Bâti sur l’hypothèse d’un baril à 65 dollars, le budget marocain 2026 vacille. La fermeture brutale du détroit d’Ormuz a propulsé les cours du pétrole au-delà de la barre symbolique des 100 dollars, plongeant le Royaume dans une zone de fortes turbulences. Entre une facture énergétique explosive, le renchérissement critique des intrants agricoles et une dette publique record frôlant les 1 211 milliards de dirhams, Rabat doit désormais naviguer à vue pour préserver ses équilibres financiers et sa paix sociale.

La dette : une bombe à retardement de 1 211 milliards

Le chiffre donne le vertige. Selon les projections d’Attijari Global Research (AGR), publiées dans son « Budget Focus » de janvier 2026, la dette du Trésor marocain devrait atteindre 1 211 milliards de dirhams à la fin de l’année en cours, contre 1 156 milliards en 2025 (environ 107 Mds €), soit une progression de près de 55 milliards de dirhams en un an. À fin janvier 2026, l’encours global avait déjà atteint 1 171 milliards, répartis entre 863 milliards de dette intérieure et 308 milliards de dette extérieure.

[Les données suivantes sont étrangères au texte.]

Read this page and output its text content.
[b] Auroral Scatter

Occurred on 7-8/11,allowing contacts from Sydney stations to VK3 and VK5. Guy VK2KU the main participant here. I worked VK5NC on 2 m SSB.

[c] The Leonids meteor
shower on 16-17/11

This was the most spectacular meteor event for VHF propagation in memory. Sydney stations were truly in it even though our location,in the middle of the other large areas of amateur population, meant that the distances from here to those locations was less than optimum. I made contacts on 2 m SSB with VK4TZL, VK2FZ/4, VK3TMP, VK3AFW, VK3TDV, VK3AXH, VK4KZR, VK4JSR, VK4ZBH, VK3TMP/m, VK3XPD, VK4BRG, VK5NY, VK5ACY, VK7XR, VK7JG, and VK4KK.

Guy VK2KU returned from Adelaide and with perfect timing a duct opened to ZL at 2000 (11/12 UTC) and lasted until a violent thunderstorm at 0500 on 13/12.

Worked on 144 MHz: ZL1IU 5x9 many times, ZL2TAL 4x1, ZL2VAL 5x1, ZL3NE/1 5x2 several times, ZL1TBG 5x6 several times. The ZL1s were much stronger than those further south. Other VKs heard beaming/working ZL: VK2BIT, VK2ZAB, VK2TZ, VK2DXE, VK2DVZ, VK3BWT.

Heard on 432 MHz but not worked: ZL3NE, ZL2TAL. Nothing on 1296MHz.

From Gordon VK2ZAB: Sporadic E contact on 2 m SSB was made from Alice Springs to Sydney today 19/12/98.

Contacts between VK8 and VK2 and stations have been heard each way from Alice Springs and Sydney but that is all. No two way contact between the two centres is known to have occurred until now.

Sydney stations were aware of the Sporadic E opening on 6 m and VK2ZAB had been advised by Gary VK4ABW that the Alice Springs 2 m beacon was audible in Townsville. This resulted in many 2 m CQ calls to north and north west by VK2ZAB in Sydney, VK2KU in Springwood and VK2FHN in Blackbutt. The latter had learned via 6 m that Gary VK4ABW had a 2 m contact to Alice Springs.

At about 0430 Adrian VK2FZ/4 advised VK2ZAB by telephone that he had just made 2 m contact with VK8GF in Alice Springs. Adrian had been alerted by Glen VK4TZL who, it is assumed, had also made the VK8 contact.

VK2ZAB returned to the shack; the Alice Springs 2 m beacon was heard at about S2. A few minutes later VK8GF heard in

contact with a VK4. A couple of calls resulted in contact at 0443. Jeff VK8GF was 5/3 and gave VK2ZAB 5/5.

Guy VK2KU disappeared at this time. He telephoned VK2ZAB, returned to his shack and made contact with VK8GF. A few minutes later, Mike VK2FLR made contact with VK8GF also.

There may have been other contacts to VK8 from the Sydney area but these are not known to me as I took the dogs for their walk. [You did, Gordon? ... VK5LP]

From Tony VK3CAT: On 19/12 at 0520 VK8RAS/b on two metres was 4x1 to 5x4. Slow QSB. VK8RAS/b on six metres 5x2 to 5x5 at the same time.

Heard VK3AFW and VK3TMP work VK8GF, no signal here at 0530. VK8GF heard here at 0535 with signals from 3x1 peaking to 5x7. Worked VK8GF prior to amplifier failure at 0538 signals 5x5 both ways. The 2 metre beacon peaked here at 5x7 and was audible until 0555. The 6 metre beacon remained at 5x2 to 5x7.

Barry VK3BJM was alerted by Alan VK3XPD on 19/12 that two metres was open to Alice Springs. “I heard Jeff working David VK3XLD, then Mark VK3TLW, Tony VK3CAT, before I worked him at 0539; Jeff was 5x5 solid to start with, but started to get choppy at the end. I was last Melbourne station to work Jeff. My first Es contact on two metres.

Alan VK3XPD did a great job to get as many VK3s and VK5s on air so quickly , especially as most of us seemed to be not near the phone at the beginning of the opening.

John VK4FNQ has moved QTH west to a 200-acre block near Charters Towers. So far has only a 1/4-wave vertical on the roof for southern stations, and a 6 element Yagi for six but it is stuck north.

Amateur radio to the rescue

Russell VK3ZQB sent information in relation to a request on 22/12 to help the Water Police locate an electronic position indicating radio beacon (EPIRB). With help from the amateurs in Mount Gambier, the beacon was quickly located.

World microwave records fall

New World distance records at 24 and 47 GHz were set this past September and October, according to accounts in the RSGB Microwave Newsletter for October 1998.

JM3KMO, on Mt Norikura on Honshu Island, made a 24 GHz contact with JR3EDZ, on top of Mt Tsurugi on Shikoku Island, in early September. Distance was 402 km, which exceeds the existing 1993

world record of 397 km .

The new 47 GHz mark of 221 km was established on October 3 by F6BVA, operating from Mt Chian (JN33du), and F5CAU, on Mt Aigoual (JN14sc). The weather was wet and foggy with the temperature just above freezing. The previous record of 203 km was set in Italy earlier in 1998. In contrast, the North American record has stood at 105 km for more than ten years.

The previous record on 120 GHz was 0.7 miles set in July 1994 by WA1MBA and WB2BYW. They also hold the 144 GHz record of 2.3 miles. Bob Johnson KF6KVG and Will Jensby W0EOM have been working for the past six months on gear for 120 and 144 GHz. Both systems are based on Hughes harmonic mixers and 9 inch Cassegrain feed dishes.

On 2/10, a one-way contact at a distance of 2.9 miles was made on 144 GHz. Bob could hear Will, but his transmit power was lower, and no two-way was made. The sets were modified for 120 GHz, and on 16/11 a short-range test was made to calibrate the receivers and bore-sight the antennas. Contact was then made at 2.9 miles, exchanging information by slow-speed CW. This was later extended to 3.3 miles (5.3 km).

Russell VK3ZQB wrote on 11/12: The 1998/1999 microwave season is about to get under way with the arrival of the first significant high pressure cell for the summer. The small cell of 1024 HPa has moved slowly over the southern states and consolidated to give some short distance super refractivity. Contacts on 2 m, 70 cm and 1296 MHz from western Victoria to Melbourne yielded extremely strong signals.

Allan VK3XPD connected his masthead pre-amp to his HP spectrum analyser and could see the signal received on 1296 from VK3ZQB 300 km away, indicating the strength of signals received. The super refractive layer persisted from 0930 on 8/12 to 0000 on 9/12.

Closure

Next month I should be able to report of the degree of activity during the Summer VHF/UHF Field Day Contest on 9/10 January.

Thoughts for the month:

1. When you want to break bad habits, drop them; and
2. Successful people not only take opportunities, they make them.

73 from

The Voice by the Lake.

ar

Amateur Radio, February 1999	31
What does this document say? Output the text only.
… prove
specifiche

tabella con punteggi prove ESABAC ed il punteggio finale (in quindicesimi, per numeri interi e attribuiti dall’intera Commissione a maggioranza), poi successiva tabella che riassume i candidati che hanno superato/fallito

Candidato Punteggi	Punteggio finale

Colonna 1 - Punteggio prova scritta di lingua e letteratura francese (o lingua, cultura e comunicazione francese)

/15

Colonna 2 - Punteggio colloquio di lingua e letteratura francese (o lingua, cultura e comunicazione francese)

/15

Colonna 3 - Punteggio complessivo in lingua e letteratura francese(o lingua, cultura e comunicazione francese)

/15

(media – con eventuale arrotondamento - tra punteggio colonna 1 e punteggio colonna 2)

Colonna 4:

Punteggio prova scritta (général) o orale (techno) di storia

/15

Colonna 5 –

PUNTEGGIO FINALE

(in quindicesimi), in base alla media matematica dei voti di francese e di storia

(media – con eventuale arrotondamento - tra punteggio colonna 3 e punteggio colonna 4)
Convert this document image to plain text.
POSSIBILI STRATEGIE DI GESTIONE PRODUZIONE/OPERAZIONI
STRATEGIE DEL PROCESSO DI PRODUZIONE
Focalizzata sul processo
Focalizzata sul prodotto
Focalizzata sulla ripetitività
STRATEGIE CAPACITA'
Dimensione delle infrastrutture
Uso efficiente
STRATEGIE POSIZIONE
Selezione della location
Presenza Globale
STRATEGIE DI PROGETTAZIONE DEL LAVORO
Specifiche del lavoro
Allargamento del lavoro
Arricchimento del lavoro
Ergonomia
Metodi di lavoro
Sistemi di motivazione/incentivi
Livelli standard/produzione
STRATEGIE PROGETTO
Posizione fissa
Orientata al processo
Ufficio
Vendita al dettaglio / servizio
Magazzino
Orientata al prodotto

Dans le détail, la dette intérieure devrait croître de 4,5 % pour s’établir à 887 milliards de dirhams, tandis que la dette extérieure progresserait de 5,7 %, passant de 307 à 324 milliards. Le poids de cette dernière dans l’endettement total resterait contenu à 27 % à fin 2026, un niveau qu’AGR juge encore dans la fourchette prudente de 25-30 % retenue pour les pays émergents.

Mais c’est le service de la dette qui inquiète le plus. Selon PCM Capital Global Research, le Maroc devra débourser un montant record de 108,2 milliards de dirhams (10 Mds €) en 2026 pour honorer ses engagements – intérêts et remboursement du principal confondus. Les remboursements du capital augmenteront à 64,2 milliards de dirhams, en hausse de 2 milliards par rapport à 2025, en raison de l’arrivée à maturité d’anciennes émissions sur les marchés internationaux.

Le ratio dette/PIB, officiellement ciblé à 65,5 % par la loi de finances 2026, risque toutefois de dévier sensiblement de cette trajectoire si le choc pétrolier en cours venait à se prolonger.

Ormuz fermé, budget bouleversé : le scénario que Rabat n’avait pas anticipé

La loi de finances 2026 avait été calibrée pour un monde en paix. Ses hypothèses macroéconomiques reposaient sur un baril à 65 dollars, une parité euro-dollar à 1,17 et une inflation contenue à 1,3 %. Ce monde-là n’existe plus depuis le 28 février 2026.
Ce jour-là, les frappes conjointes des États-Unis et d’Israël contre l’Iran ont déclenché une riposte immédiate : le Corps des Gardiens de la Révolution islamique a ordonné la fermeture du détroit d’Ormuz, artère par laquelle transitent environ 20 % du pétrole mondial et un cinquième du gaz naturel liquéfié de la planète. Le trafic maritime est tombé de 24 pétroliers par jour en moyenne à pratiquement zéro. Plus de 150 navires ont été immobilisés.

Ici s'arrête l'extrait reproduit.